Some may ask why not purge all social media? To be honest I am really only involved in Facebook, Twitter, and LinkedIn. For me Facebook is the one that was the biggest “time sink,” and it crossed over from work life into home life the most. I also tend to use Facebook more socially than professionally. So I did stay on Twitter and LinkedIn but pledged no Facebook for Lent.
Here is what I found:
- I got better sleep. I usually wake up about once a night, and like many people, my phone sits right next to my bed. On a regular basis I’ll grab the phone and start browsing around, news, email, fake news, then social media (not necessarily in that order).
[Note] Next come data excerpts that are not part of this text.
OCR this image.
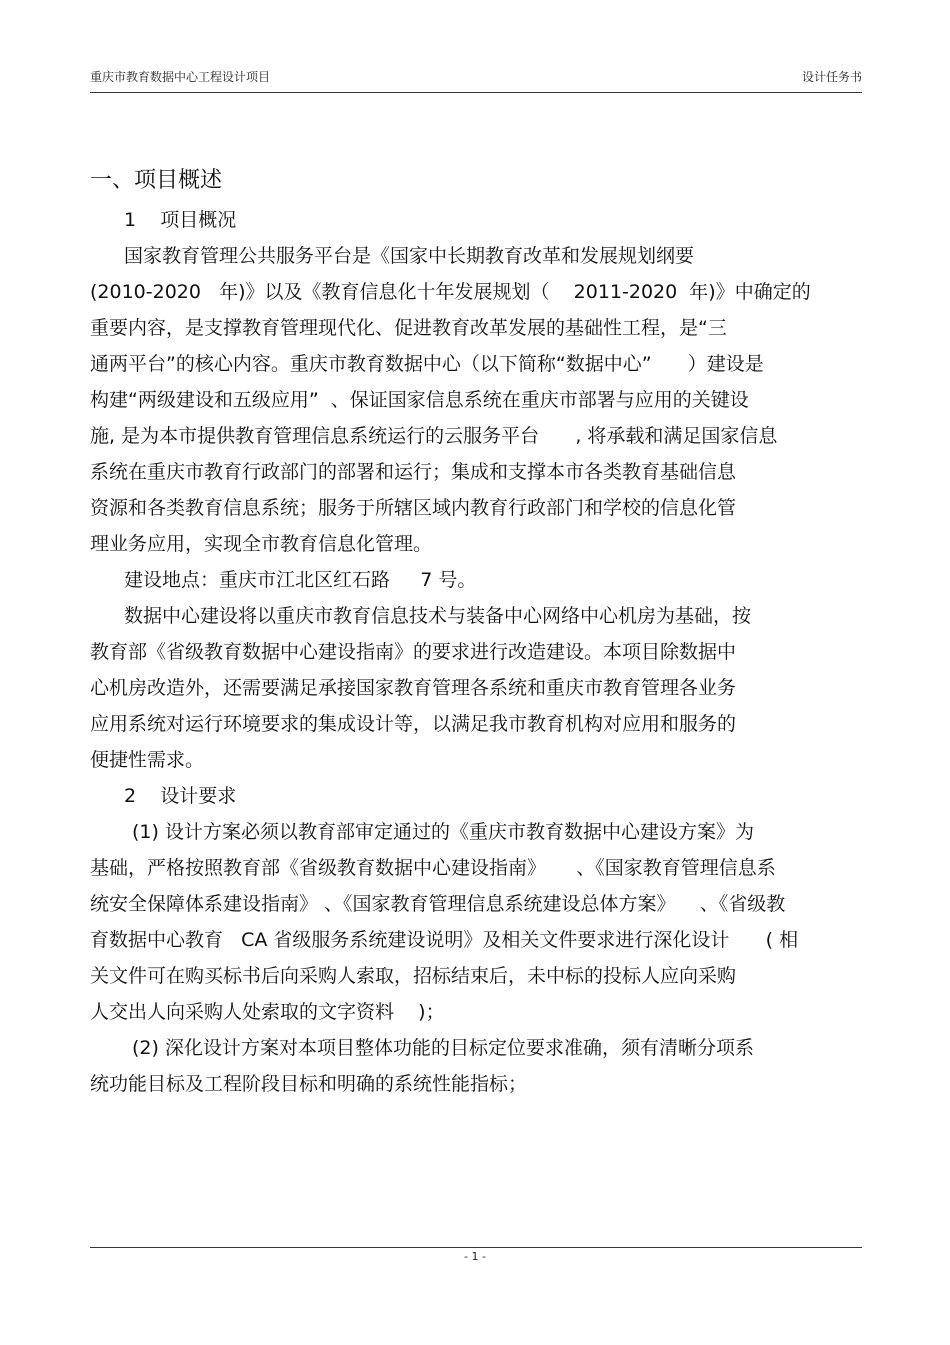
重庆市教育数据中心工程设计项目	设计任务书
一、项目概述
1    项目概况
国家教育管理公共服务平台是《国家中长期教育改革和发展规划纲要
(2010-2020   年)》以及《教育信息化十年发展规划（    2011-2020  年)》中确定的
重要内容，是支撑教育管理现代化、促进教育改革发展的基础性工程，是“三
通两平台”的核心内容。重庆市教育数据中心（以下简称“数据中心”      ）建设是
构建“两级建设和五级应用”  、保证国家信息系统在重庆市部署与应用的关键设
施, 是为本市提供教育管理信息系统运行的云服务平台      , 将承载和满足国家信息
系统在重庆市教育行政部门的部署和运行；集成和支撑本市各类教育基础信息
资源和各类教育信息系统；服务于所辖区域内教育行政部门和学校的信息化管
理业务应用，实现全市教育信息化管理。
建设地点：重庆市江北区红石路     7 号。
数据中心建设将以重庆市教育信息技术与装备中心网络中心机房为基础，按
教育部《省级教育数据中心建设指南》的要求进行改造建设。本项目除数据中
心机房改造外，还需要满足承接国家教育管理各系统和重庆市教育管理各业务
应用系统对运行环境要求的集成设计等，以满足我市教育机构对应用和服务的
便捷性需求。
2    设计要求
(1) 设计方案必须以教育部审定通过的《重庆市教育数据中心建设方案》为
基础，严格按照教育部《省级教育数据中心建设指南》     、《国家教育管理信息系
统安全保障体系建设指南》 、《国家教育管理信息系统建设总体方案》    、《省级教
育数据中心教育   CA 省级服务系统建设说明》及相关文件要求进行深化设计      ( 相
关文件可在购买标书后向采购人索取，招标结束后，未中标的投标人应向采购
人交出人向采购人处索取的文字资料    )；
(2) 深化设计方案对本项目整体功能的目标定位要求准确，须有清晰分项系
统功能目标及工程阶段目标和明确的系统性能指标；
- 1 -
Before I knew it, I’d spent an hour of time that I should be sleeping stimulating my brain with blue LED light (like that from a cell phone/tablet) and content from the internet. When I was off of Facebook, I tried to make a more conscious decision to keep my phone shut off, and just roll over and fall back asleep.
- I read more. I checked out a few books from the library and bought a few books and read both professionally and for pleasure.
- I was better about my at-home relationships. I still have a long way to go, and my phone especially still has too much of a grip on my time at home, but I continue to work to figure out the right balance. I’m not even sure balance is the right word, but I was more present at home while I was off Facebook.
- I feel like my post-Lenten fast has me at a much more healthy relationship with Facebook. I don’t check it near as often, and I don’t spend as much time on it when I do check it.
What is really interesting is when I look back at my discoveries of being off of Facebook and my reasons for being off, I feel like I’m at a better place than where I was prior to the “sacrifice” of giving it up for Lent. Could it be that God works through our earthly Lenten tradition to put us in a better place to hear His word, discover His purpose for us, and see those in need around us that need serving?
Perhaps the choice wasn’t that silly after all.